В Консерватории занимаемся; Черепнин восхищается натуральными валторнами; говорит: «Вот в новой моей вещи я думаю поместить натуральные валторны; мне кажется, будет очень свежо...». Хотел ему сказать - свежо предание, да верится с трудом - но как-то промолчал. С Mlle Roblin сыграл всего десять партий (матч) с результатом 8-1-1; вчера она уехала.
Сегодня утром приехал папа. Собирался он ещё к именинам и только теперь бесконечные дела отпустили его. Ехал он с двадцать седьмого сентября, останавливался в Харькове и у Сонцова. Вчера Балаев (учитель русского - я его называю «Балалаев», так как он порядочная балалайка) заставил выбрать роли в «Горе от ума» (почти весь третий акт) и читать в классе, а теперь предложил их выучить наизусть. Я - Антон Антонович Загорецкий; «Горе от ума» я очень люблю и Загорецкий - очень милая роль, так что я учу с удовольствием. Потерял книгу истории и, отыскивая её, два урока не учил. Сегодня меня класс утешил: мы, говорят, никто тоже не учили. Когда учитель стал вызывать, то многие отказались отвечать и он им поставил двойки. Вдруг: Прокофьев! Я, разумеется, отказываться в пользу двойки не стал и храбро выступил. Но на моё счастье (мне удивительно всегда и везде везёт!) он возьми и спроси у меня старое: про Лютера и итальянских гуманистов. Я очень зело отвечал и получил кажется 5, а может 4 с половиной. Удивительно! А книгу-то надо купить. Написал кучу благодарных писем за поздравления к именинам. От папы попадает мне за мой почерк. От папы-крёстного подарок - десять рублей.
Сегодня - первый вечер серии концертов Зилоти. На концерты в этом году мы не абонировались, так как слишком дорого; вчера я был на репетиции. Кстати: с контрамарками на репетиции вышла такая история. Черепнин обещал их нам добыть, но случилось так, что дирижёров тринадцать, а Зилоти контрамарок прислал десять. Уважаемый старший преподаватель не дал Орлову, которого вообще недолюбливает, ещё одному ученику и мне. Почему мне? Тоже может недолюбливает, а может потому, что самый молодой, чтобы не было нареканий.
Вхожу в класс.
- А я вас обидел! - кричит.
- ???
- Контрамарки не дал.
Я ему сказал довольно длинно, причём напирал на то, что почему Саминский, например, который попал на дирижёрство на «тройке», незаконным путём, получил, а я, законный, - нет?
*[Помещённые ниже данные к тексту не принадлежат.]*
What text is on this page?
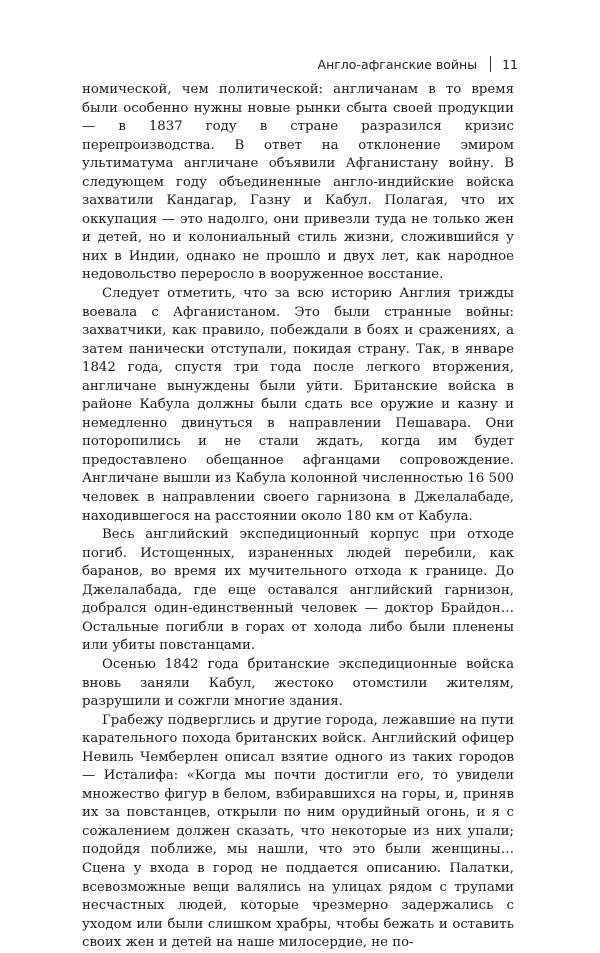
Англо-афганские войны 11

номической, чем политической: англичанам в то время были особенно нужны новые рынки сбыта своей продукции — в 1837 году в стране разразился кризис перепроизводства. В ответ на отклонение эмиром ультиматума англичане объявили Афганистану войну. В следующем году объединенные англо-индийские войска захватили Кандагар, Газну и Кабул. Полагая, что их оккупация — это надолго, они привезли туда не только жен и детей, но и колониальный стиль жизни, сложившийся у них в Индии, однако не прошло и двух лет, как народное недовольство переросло в вооруженное восстание.

Следует отметить, что за всю историю Англия трижды воевала с Афганистаном. Это были странные войны: захватчики, как правило, побеждали в боях и сражениях, а затем панически отступали, покидая страну. Так, в январе 1842 года, спустя три года после легкого вторжения, англичане вынуждены были уйти. Британские войска в районе Кабула должны были сдать все оружие и казну и немедленно двинуться в направлении Пешавара. Они поторопились и не стали ждать, когда им будет предоставлено обещанное афганцами сопровождение. Англичане вышли из Кабула колонной численностью 16 500 человек в направлении своего гарнизона в Джелалабаде, находившегося на расстоянии около 180 км от Кабула.

Весь английский экспедиционный корпус при отходе погиб. Истощенных, израненных людей перебили, как баранов, во время их мучительного отхода к границе. До Джелалабада, где еще оставался английский гарнизон, добрался один-единственный человек — доктор Брайдон… Остальные погибли в горах от холода либо были пленены или убиты повстанцами.

Осенью 1842 года британские экспедиционные войска вновь заняли Кабул, жестоко отомстили жителям, разрушили и сожгли многие здания.

Грабежу подверглись и другие города, лежавшие на пути карательного похода британских войск. Английский офицер Невиль Чемберлен описал взятие одного из таких городов — Исталифа: «Когда мы почти достигли его, то увидели множество фигур в белом, взбиравшихся на горы, и, приняв их за повстанцев, открыли по ним орудийный огонь, и я с сожалением должен сказать, что некоторые из них упали; подойдя поближе, мы нашли, что это были женщины… Сцена у входа в город не поддается описанию. Палатки, всевозможные вещи валялись на улицах рядом с трупами несчастных людей, которые чрезмерно задержались с уходом или были слишком храбры, чтобы бежать и оставить своих жен и детей на наше милосердие, не по-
- А почём вы знаете? Может Саминский гораздо лучше вас дирижировать будет? Ведь я же не могу из десяти билетов сделать тринадцать!
- Да, это так, но что же мне делать?
- Ну что, что? Застрелите меня!
- Да нет, стрелять я в вас не стану, а только как мне контрамарку добыть?
- Попробуйте как теоретик.
Я стал уходить.
- Послушайте, а как же урок?
- А я себе сначала достану контрамарку, - и ушёл.
Это его обидело. Билетик я получил (правда только на один концерт), но факт, что получил как теоретик, и вернулся в класс. Ноль внимания на меня; моя очередь играть, но заставляет играть других, а когда я обратился с каким-то вопросом о билете, то он довольно коротко отрезал:
- Что я - специалист по билетной части? Вот вы симфонию принесли? - и прочее.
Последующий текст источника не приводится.